Angela, 54, from Tranent, said: “My mum told me she was taken into a room where she was told her sister was dead and shown the body. She was covered up to her neck and the nuns said Rebecca had died because she was too beautiful to live.”
It was actually bronchopneumonia which claimed her at 14.
“I was always under the impression my aunt had died at a much younger age so to find out she was 14 is quite upsetting.
“To think she’s buried in an unmarked grave is very unsettling, too.
“I’d like to see her death acknowledged. I’ll be taking a trip out to the cemetery when I can to pay my respects to my aunt.”
“This should not be flung under the carpet”
Sammy Carr, six, Died June 12, 1964
For over 50 years, Sammy Carr’s family believed he died at Smyllum of a brain
tumour. His sister Ann Marie Carr, now 64, said nuns told her he’d fallen ill after playing with a dead rat.
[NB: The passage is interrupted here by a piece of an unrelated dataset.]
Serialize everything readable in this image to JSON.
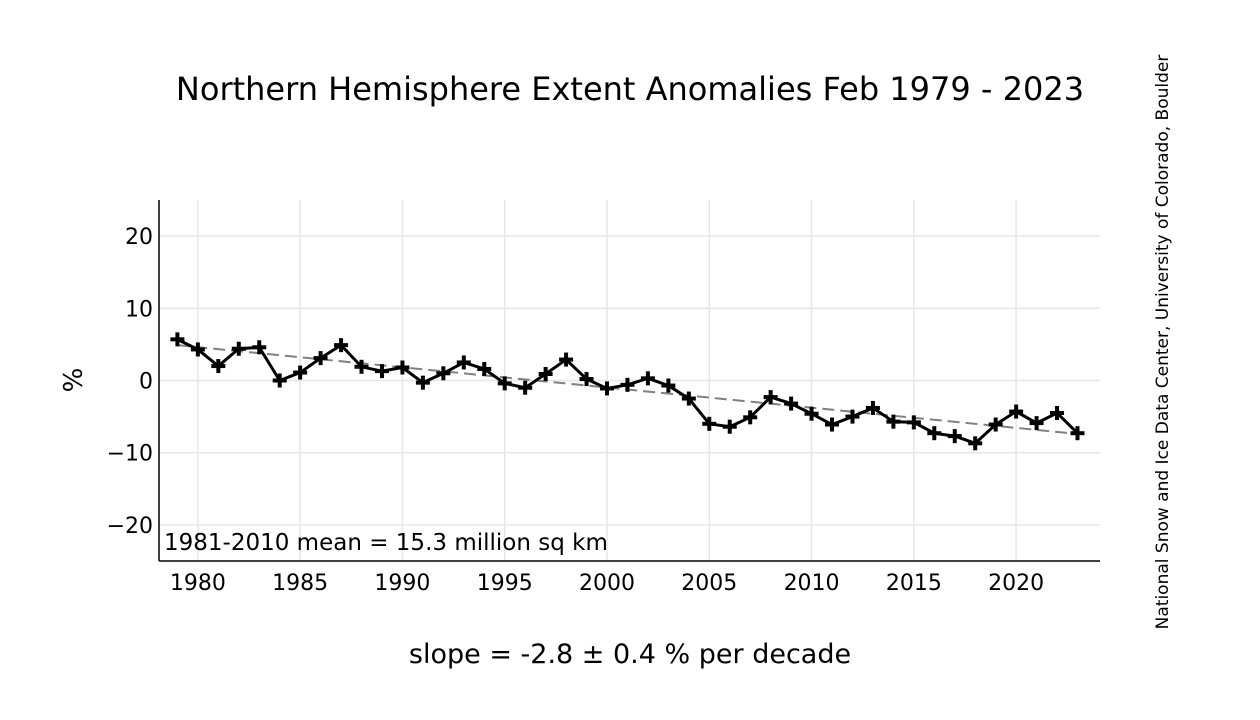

But in 2015, a former resident claimed to have seen a nun attacking Sammy, right, before his death. He alleged: “Sammy was on the floor curled up in a ball and she was just kicking into him, kicking into his back, into his head.”
At the time, Ann Marie appealed for other residents to come forward, adding: “I don’t want to think this boy said this and we’re flinging it under the carpet. It could be true.”
Sammy’s death certificate records him as having died from a brain haemorrhage. Police dropped a probe into the claims, saying they could find no evidence of criminality.
“It’s like David never existed. That’s not right”
David Carberry, four, Died July 1, 1955
Janice Carberry, 55, did not know her big brother died aged just four. She did not know where he was buried.
The care worker, who works with disabled children, only knew of an older brother called David who had passed away before she was born.
One of 16 siblings born to dad James and his wife Jean, David was put into Smyllum Park in the early 1950s alongside five other brothers.
His parents had struggled to cope in Glasgow in the aftermath of the Second World War.
Janice said: “Nowadays, I’m sure my dad would have been diagnosed with post traumatic stress disorder.
“Something happened to him during the war and it had an impact on the family. We were a poor family but quite happy. They began having kids at a very young age.
“I think there was a period of homelessness before I was born. The girls were given to relatives and the boys were sent to Smyllum.”
Tragically, David – who was described as a “sickly boy” before he went to Smyllum – would die on July 1, 1955, from bronchopneumonia at the age of four.
Janice said: “It’s very sad to learn David died at such an early age and he has been forgotten about.
“It’s like he didn’t exist and that isn’t right.”